Second, multilingual education. The demand for bilingual education for law students is not unhackneyed. Legal transactions or court procedure at the lower courts are conducted in their respective regional languages whereas those at the high courts and Supreme Court continues to be done in colonial English, in most states in India. The linguistic diversity of the society as a barrier to access justice is still to a great extent unaddressed by legislative tools. This contributes to the considerable delay thereby leading to judicial pendency as cases can move up only after the documentation has been translated.

Law is a reflection of the society, and to address society-specific challenges, the law should be taught in society-specific dialect. The committee has recommended that state institutions offering legal education must consider offering bilingual education through translation cells and a host of measures for future lawyers and judges in English and in the language of the state in which the law programme/institution is situated.

This is not the first time that reforms in legal education are put forward for consideration. Due to constant interventions by academicians like late Dr N R Madhava Menon, Dr Upendra Baxi, Dr N L Mitra and others, institutions like Law Commission of India and Bar Council of India have recommended numerous conspicuous academic changes like inclusion of clinical legal education and alternative dispute dechanism as compulsory subjects, etc. But the Indian legal education can be implicitly divided into three classes — The National Law University (NLU) system, private institutions law education system and government-administered law education system. Even though NLUs are administered by the respective state governments, they because of their inherent institutional structure, enjoy certain foundational and administrative autonomy in their academic functions. Due to which they have a flexible procedure to amend syllabus, introduce innovative initiatives and address contemporary legal issues through institutionalised academic interventions.

It is also noteworthy to analyse the social reality that a handful of NLUs is not an answer to the Indian problem of access to justice. Because it is an open secret that a majority of advocates, who actually practise in the lower courts or who work at grassroots levels are graduates from traditional law colleges. Hence, it is of utmost importance that the curriculum and pedagogy of traditional and conventional universities are changed from time to time so that these students are academically equipped enough to grab opportunities and tackle contemporary issues.
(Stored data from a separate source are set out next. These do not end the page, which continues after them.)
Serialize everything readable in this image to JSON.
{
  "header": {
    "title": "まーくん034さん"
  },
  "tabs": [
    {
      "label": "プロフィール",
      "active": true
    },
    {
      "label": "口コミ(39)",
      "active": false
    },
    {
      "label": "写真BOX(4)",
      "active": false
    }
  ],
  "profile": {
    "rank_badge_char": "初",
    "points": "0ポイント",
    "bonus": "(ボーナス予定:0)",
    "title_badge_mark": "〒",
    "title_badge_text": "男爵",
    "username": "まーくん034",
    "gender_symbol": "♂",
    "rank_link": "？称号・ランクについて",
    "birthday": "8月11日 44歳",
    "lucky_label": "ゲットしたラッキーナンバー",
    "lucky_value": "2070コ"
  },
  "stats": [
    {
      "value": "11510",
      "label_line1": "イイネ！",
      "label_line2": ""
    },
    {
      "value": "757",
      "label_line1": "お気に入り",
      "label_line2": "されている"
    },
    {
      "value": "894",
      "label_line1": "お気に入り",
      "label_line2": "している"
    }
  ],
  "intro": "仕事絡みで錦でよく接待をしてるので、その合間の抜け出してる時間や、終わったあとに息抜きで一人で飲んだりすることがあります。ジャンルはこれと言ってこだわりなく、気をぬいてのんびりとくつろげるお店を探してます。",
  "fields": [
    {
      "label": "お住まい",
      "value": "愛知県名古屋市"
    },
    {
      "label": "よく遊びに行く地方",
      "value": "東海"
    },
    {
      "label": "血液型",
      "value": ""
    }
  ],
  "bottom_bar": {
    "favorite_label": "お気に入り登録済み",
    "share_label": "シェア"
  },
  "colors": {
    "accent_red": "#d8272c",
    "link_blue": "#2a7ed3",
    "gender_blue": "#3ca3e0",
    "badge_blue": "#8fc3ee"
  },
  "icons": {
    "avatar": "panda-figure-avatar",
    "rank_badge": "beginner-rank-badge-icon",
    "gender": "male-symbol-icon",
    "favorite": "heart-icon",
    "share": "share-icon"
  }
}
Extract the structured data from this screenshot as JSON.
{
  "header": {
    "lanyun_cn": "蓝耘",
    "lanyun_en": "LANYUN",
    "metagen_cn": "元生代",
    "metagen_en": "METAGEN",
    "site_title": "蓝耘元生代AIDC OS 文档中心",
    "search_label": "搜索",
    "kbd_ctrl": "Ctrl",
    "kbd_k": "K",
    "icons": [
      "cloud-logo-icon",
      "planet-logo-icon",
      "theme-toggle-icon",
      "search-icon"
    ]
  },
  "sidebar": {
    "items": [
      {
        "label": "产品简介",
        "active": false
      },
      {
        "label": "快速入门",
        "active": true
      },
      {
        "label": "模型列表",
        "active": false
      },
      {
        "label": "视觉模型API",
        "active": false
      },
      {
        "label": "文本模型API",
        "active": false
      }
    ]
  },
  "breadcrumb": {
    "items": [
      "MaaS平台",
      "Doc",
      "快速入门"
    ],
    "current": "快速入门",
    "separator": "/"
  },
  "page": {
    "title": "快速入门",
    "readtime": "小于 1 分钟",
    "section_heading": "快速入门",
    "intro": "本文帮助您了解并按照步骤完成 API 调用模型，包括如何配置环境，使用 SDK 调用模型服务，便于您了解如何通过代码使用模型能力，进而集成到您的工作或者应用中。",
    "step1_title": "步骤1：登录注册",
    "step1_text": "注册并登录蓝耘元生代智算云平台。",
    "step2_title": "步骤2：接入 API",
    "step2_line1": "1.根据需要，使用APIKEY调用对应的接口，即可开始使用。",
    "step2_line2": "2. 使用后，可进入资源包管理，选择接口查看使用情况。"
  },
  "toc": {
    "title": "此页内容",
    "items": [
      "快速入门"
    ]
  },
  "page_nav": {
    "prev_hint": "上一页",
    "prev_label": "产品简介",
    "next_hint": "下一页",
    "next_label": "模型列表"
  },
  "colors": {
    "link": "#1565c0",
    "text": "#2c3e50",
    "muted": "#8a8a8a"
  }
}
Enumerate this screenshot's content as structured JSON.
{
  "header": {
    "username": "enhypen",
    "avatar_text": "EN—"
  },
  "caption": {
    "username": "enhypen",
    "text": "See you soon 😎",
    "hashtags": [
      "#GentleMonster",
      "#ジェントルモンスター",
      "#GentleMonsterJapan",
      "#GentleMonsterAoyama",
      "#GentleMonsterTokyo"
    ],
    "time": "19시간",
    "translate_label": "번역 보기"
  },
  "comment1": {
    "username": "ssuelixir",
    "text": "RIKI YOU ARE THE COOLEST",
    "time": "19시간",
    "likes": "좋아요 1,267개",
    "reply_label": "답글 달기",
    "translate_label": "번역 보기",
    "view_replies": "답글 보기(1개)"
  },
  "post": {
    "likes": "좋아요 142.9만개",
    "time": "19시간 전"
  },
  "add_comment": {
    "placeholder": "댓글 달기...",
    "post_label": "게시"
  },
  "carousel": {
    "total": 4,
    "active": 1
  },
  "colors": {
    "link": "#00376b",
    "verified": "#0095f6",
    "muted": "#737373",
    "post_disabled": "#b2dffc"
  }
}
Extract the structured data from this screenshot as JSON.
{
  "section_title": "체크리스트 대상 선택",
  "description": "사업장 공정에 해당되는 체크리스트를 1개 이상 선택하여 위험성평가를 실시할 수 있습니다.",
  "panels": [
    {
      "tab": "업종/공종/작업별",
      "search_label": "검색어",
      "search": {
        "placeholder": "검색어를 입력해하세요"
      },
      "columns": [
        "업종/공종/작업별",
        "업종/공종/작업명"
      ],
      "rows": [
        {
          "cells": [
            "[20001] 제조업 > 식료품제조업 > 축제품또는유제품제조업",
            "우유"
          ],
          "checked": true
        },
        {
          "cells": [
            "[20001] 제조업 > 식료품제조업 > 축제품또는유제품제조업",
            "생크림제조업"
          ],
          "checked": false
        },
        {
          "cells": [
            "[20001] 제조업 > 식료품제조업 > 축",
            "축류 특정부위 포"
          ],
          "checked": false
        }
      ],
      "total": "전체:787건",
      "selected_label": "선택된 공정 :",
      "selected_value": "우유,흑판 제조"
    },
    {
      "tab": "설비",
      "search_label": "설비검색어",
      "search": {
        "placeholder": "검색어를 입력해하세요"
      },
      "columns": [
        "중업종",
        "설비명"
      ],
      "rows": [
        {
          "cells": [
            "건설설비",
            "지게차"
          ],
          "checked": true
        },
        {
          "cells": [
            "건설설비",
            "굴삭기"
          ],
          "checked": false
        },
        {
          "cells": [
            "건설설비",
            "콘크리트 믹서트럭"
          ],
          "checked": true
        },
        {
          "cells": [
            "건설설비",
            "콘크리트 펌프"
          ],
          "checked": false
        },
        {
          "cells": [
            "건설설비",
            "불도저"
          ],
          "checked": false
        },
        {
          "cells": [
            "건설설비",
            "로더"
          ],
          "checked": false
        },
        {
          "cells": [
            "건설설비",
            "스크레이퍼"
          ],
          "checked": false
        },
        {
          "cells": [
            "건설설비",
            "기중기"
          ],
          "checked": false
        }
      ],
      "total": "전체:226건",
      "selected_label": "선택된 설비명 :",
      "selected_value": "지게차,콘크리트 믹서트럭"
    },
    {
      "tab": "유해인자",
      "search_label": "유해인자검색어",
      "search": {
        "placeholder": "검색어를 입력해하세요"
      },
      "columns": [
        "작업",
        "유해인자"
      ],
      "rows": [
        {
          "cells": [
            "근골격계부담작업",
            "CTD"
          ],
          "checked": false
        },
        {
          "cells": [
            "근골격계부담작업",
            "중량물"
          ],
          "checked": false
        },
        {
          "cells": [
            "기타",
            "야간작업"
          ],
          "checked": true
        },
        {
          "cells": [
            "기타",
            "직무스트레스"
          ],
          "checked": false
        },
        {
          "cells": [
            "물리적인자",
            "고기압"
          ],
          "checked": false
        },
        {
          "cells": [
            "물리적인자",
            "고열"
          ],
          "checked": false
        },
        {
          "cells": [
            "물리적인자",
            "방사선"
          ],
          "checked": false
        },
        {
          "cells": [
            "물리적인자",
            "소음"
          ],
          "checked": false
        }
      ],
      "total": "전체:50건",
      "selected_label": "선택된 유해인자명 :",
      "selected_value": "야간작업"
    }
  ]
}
In the Constitution of India, there is no specific entry in the VII Schedule that deals with legal education. The regulation of standards of legal education is subscribed through the more umbrella entries pertaining to higher education and entitlement to practice before courts. …Coordination and determination of standards in institutions for higher education…” is the subject matter of Entry 66 of List I of the Seventh Schedule to the Constitution of India. Entry 25 of List III also pertains to education: “education, including technical education, medical education and universities, subject to the provisions of Entries 63, 64, 65 and 66 of List I; vocational and technical training of labour.”

So, the duty is cast upon the government to streamline the profession and rationalise the education. Law is a globally competitive profession and it requires adopting best practices and embracing new technologies to ensure timely delivery of justice.

A policy on paper may convey a grand vision, but the real effectiveness of a policy will be tested when it is implemented. The two recommendations in the NEP are perhaps a social necessity than political comfort in the current social order. As Iris Marion Young said, a constitutional change is a movement away from the liability-based “blame model of responsibility” to a “shared political responsibility model”.